Here’s seven benefits noted by Ellie Hale and Charné Tromp of CAST (incubator of Catalyst): 

Mentoring creates better conversations: because they’re learning how to do some of the things you do, they get to know your language and begin making more informed observations. Conversations become more generative and participative. 

It makes working together easier: as their confidence grows you’ll need to do less handholding. As their understanding of the design process develops their expectations become more grounded in what’s possible. This makes scoping and prioritising easier. 

It creates better outcomes: the more they learn about the force digital design while under your wing, the better they get at keeping up. This means you can go faster and further towards better outcomes.

They are more likely to work with you again: through your care for their growth and skills development they trust you more. Trust wins repeat business. 

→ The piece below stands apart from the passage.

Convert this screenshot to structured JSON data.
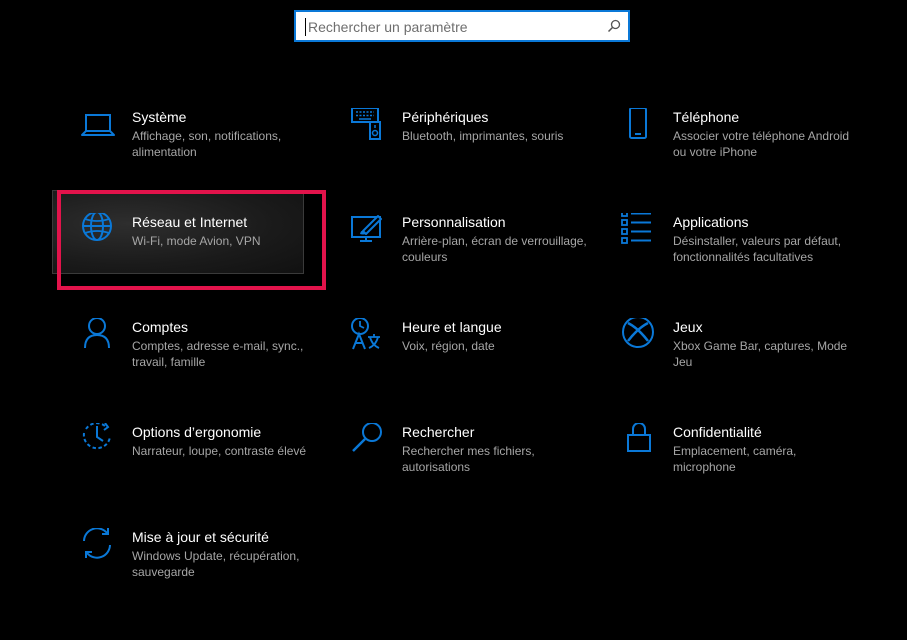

It feels good: building your partner’s capacity to use digital for social good will nearly always be more rewarding than commercially focused work

It's ethical: it feels right. Charities tend to work with smaller development budgets than commercial businesses. So teaching them how to do things themselves helps them make their budget with you go further.

You get to work on more technical and specialised tasks: when they’re able to do more  themselves, you get more time to work on specialised tasks like coding and product management

You’re mentoring people, not organisations

Let’s pause a moment. We’ved talked so far about mentoring charities as if they were a person like Luke Skywalker. But charities a charity is an organisation, not a person. What you’re actually doing is mentoring people: padawans.

Your main padawan is likely to be the charity’s project lead. They might also be the organisation’s assigned or de-facto digital lead. 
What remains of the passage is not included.